Tutte le violazioni dell’Azerbaigian contro il popolo dell’Artsakh sono effettuate nell’ambito della sua politica statale di discriminazione razziale (Armenofobia) e sono profondamente dirette contro il loro diritto all’autodeterminazione e il fatto della sua realizzazione, volto a risolvere definitivamente il conflitto a loro vantaggio attraverso la pulizia etnica basata sulla logica del “niente popolo, niente diritti”.

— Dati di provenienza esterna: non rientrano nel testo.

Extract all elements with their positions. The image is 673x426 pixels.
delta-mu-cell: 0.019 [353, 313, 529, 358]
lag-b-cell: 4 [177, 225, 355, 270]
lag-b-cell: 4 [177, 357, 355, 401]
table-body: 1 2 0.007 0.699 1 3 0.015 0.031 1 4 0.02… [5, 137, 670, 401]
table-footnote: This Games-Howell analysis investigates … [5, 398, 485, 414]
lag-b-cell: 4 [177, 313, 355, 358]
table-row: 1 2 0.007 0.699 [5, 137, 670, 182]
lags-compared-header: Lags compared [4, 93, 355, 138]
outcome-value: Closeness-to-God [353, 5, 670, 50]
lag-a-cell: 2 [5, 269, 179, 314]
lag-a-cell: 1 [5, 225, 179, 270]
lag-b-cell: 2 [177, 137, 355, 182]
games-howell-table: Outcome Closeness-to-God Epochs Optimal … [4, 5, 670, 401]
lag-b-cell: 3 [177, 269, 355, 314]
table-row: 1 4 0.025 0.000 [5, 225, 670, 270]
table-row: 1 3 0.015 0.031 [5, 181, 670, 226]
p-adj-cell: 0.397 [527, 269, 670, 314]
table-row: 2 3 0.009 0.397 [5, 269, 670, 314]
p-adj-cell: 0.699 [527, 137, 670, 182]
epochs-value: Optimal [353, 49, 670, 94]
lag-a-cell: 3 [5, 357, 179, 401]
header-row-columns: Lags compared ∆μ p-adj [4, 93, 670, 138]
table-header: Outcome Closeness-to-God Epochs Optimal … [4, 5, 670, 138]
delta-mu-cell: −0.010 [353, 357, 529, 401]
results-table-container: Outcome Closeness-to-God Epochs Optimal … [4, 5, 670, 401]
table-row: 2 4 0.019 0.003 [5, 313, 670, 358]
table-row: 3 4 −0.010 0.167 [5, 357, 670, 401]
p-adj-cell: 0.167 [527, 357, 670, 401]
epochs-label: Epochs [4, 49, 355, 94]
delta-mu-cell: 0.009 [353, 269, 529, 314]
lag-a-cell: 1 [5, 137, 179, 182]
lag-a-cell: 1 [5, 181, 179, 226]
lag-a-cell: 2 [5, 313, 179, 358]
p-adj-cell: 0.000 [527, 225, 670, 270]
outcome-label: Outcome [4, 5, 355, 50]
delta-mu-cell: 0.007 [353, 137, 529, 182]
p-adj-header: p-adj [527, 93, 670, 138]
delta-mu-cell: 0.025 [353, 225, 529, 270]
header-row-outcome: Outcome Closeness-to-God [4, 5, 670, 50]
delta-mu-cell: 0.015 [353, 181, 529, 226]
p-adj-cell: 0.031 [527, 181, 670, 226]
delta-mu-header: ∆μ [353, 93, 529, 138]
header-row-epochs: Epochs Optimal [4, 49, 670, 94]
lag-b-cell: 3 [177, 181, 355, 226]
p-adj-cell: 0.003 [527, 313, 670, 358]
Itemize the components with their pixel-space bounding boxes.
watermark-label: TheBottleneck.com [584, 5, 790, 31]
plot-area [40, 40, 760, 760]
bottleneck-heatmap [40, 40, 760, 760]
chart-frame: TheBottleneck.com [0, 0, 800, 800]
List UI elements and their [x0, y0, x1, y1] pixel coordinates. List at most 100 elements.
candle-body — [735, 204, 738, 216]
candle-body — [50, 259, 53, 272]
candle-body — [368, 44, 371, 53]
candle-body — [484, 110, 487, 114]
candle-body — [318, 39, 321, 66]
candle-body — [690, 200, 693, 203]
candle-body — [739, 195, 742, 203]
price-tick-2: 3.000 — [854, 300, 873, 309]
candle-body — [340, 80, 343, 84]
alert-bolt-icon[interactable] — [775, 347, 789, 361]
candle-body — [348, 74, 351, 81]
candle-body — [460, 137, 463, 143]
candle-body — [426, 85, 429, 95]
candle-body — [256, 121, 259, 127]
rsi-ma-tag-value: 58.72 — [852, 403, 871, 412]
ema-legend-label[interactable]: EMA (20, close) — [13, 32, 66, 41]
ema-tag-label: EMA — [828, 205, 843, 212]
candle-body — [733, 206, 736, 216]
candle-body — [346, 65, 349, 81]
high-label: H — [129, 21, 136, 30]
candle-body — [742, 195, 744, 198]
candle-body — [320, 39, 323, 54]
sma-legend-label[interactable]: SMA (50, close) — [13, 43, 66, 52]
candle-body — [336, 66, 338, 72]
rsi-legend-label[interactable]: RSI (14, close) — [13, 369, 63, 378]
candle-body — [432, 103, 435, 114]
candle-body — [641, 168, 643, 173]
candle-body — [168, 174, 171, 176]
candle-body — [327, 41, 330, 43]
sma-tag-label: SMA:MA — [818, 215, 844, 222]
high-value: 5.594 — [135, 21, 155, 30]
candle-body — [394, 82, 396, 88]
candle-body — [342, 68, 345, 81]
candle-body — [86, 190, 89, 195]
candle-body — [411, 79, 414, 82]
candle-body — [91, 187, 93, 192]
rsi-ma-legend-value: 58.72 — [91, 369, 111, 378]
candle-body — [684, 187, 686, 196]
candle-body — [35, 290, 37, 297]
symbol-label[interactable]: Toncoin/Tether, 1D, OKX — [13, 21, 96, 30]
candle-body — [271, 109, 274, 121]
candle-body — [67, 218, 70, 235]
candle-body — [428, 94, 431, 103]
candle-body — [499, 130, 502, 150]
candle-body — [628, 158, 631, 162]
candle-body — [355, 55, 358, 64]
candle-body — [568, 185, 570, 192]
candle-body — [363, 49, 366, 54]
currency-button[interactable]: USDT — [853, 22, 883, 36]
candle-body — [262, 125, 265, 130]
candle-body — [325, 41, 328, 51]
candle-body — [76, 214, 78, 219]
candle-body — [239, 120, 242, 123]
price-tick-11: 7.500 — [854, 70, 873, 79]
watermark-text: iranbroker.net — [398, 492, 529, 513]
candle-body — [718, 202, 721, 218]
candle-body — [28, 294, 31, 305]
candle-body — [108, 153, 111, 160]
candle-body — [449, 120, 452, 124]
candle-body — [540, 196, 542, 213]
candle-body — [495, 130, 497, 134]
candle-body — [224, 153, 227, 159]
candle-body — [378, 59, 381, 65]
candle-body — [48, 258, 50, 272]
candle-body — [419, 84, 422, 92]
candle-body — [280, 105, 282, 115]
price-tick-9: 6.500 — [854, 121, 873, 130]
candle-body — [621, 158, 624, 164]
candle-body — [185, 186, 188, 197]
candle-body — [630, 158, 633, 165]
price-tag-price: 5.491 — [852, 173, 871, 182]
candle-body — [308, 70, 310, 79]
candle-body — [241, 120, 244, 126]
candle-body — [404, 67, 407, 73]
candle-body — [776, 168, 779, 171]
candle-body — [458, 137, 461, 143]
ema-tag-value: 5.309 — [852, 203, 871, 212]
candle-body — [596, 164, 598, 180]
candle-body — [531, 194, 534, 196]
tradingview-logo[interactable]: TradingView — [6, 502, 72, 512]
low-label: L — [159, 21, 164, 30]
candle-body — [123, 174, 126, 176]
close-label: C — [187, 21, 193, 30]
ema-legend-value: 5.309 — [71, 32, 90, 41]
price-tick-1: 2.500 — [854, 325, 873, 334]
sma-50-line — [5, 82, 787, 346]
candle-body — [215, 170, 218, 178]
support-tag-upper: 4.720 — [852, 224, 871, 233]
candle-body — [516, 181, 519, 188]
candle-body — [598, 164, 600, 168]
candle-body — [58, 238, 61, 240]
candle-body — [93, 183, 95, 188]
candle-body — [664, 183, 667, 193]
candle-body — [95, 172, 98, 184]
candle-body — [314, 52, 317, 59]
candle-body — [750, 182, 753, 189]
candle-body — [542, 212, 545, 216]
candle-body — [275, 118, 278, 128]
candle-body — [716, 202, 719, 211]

La sistematica e coerente politica di odio etnico perseguita dall’Azerbaigian, che si è manifestata sia durante l’aggressione contro il popolo dell’Artsakh nel 2020 sia dopo l’istituzione del regime di cessate il fuoco, dimostra indiscutibilmente che qualsiasi status di Artsakh all’interno dell’Azerbaigian equivale alla pulizia etnica di Artsakh e il genocidio degli armeni dell’Artsakh. Pertanto, nel contesto del conflitto dell’Artsakh, il diritto all’autodeterminazione equivale al diritto delle persone a vivere nella propria patria.

Il diritto fondamentale all’autodeterminazione del popolo dell’Artsakh, così come le invasioni e le minacce dell’Azerbaijan contro la sua esistenza fisica sulla base della discriminazione razziale sono motivi più che sufficienti per la protezione del popolo dell’Artsakh da parte della comunità internazionale, come nonché il riconoscimento internazionale della Repubblica dell’Artsakh basato sul principio del “riconoscimento correttivo”.

Il rapporto in inglese è visualizzabile QUI

Il ministro di Stato della Repubblica dell’Artsakh, Gurgen Nersisyan, ha rilasciato una dichiarazione sul terrorismo energetico, economico, umanitario ed ecologico dell’Azerbaigian in relazione al bacino idrico di Sarsang chiedendo alla comunità internazionale di prendere provvedimenti immediati dal momento che le riserve di Sarsang hanno raggiunto il limite critico

“Nelle condizioni del blocco di 146 giorni della Repubblica dell’Artsakh, dal 9 gennaio 2023 e da 117 giorni, l‘Azerbaigian ha interrotto la fornitura di elettricità dall’Armenia all’Artsakh attraverso l’unica linea di trasmissione ad alta tensione, creando terrorismo economico, umanitario ed ecologico e causando ulteriori difficoltà e sofferenze alla popolazione dell’Artsakh.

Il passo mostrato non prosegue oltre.